The World Cup television coverage has also given hope to the planned professional league by answering one nagging doubt about the commercial viability of televised soccer - the lack of breaks for advertising. All games were shown with English language commentary on either ABC or its cable sports subsidiary, ESPN, while the Spanish language Univision network also carried the games live.

The advertising dilemma was solved by ABC and ESPN by having a clock and a logo in the top left-hand corner of the screen. Each of the main World Cup sponsors, including Mastercard, General Motors and Snickers, which paid dollars 20m each to be official sponsors of the tournament, got 18 minutes of logo time each, plus verbal introductions from the commentators such as 'this portion of the game is brought to you commercial-free by Snickers'. This is in contrast to four years ago, when games from Italy were interrupted by advertisements during the play.
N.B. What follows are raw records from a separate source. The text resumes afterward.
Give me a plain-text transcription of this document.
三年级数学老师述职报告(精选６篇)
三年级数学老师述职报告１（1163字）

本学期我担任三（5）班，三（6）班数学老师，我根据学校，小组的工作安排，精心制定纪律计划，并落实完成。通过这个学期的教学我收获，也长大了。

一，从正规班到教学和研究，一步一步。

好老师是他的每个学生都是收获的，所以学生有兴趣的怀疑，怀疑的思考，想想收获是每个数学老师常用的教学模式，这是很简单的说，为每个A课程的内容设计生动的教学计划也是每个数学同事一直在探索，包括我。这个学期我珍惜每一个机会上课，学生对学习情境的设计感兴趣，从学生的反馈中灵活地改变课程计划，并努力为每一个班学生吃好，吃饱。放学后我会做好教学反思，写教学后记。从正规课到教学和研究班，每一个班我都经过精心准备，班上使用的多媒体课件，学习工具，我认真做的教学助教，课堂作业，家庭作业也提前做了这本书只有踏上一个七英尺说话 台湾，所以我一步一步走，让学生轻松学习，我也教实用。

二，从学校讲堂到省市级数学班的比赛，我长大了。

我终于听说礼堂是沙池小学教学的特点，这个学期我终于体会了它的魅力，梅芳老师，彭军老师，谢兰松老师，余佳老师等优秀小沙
'It was a very clean solution to not interrupting the game while also allowing companies to advertise,' comments Mart Martin, a spokesman for Coca-Cola, another official sponsor. Coca-Cola has sponsored every World Cup since Argentina in 1978, and sees the tournament as a chance to reach a global audience, but this time the company was also very pleased with the domestic publicity. 'We are extremely delighted with the response - look at the filled stadiums and the better-than-expected TV audiences,' he says.
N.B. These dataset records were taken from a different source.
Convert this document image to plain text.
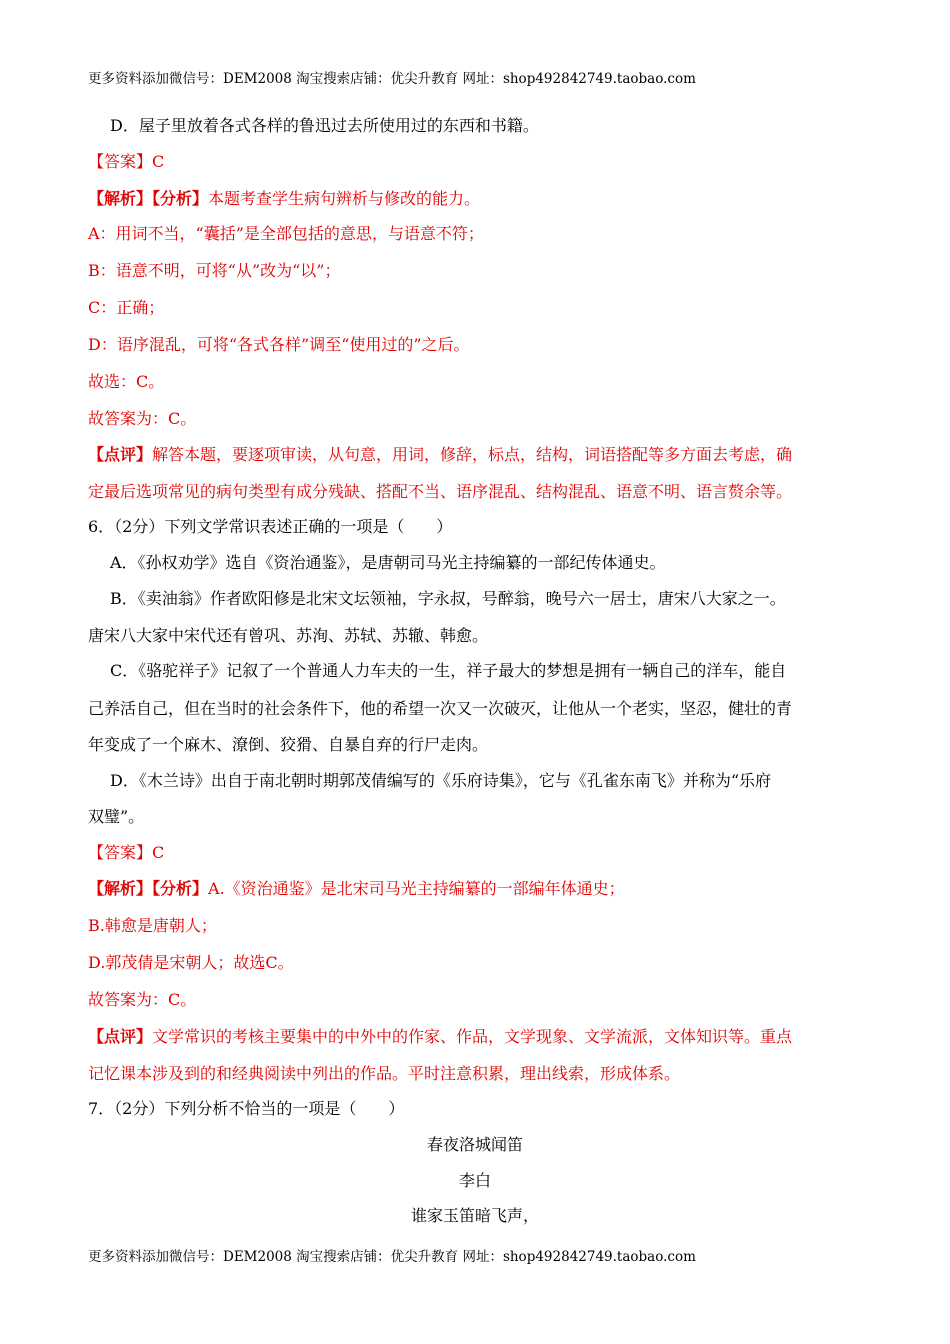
更多资料添加微信号：DEM2008 淘宝搜索店铺：优尖升教育 网址：shop492842749.taobao.com
D．屋子里放着各式各样的鲁迅过去所使用过的东西和书籍。
【答案】C
【解析】【分析】本题考查学生病句辨析与修改的能力。
A：用词不当，“囊括”是全部包括的意思，与语意不符；
B：语意不明，可将“从”改为“以”；
C：正确；
D：语序混乱，可将“各式各样”调至“使用过的”之后。
故选：C。
故答案为：C。
【点评】解答本题，要逐项审读，从句意，用词，修辞，标点，结构，词语搭配等多方面去考虑，确
定最后选项常见的病句类型有成分残缺、搭配不当、语序混乱、结构混乱、语意不明、语言赘余等。
6．（2分）下列文学常识表述正确的一项是（　　）
A．《孙权劝学》选自《资治通鉴》，是唐朝司马光主持编纂的一部纪传体通史。
B．《卖油翁》作者欧阳修是北宋文坛领袖，字永叔，号醉翁，晚号六一居士，唐宋八大家之一。
唐宋八大家中宋代还有曾巩、苏洵、苏轼、苏辙、韩愈。
C．《骆驼祥子》记叙了一个普通人力车夫的一生，祥子最大的梦想是拥有一辆自己的洋车，能自
己养活自己，但在当时的社会条件下，他的希望一次又一次破灭，让他从一个老实，坚忍，健壮的青
年变成了一个麻木、潦倒、狡猾、自暴自弃的行尸走肉。
D．《木兰诗》出自于南北朝时期郭茂倩编写的《乐府诗集》，它与《孔雀东南飞》并称为“乐府
双璧”。
【答案】C
【解析】【分析】A.《资治通鉴》是北宋司马光主持编纂的一部编年体通史；
B.韩愈是唐朝人；
D.郭茂倩是宋朝人；故选C。
故答案为：C。
【点评】文学常识的考核主要集中的中外中的作家、作品，文学现象、文学流派，文体知识等。重点
记忆课本涉及到的和经典阅读中列出的作品。平时注意积累，理出线索，形成体系。
7．（2分）下列分析不恰当的一项是（　　）
春夜洛城闻笛
李白
谁家玉笛暗飞声，
更多资料添加微信号：DEM2008 淘宝搜索店铺：优尖升教育 网址：shop492842749.taobao.com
Data from Nielsen Media Research suggests that 32 million viewers watched Brazil versus the US, with Brazil versus Holland and Spain versus Italy weighing in with audiences of around 15 million each. And Spanish language transmissions had their own large audiences. The numbers are still well below the 100 million or so who usually watch the Superbowl, but none the less the organisers are happy.

As yet there is no television contract in place for the US soccer league, although it was announced on Thursday that Nike has signed a contract to outfit six of the proposed teams. But regardless of the success of professional soccer here, the Americans are poised to mount a serious challenge for soccer supremacy - in kit and boot manufacturing.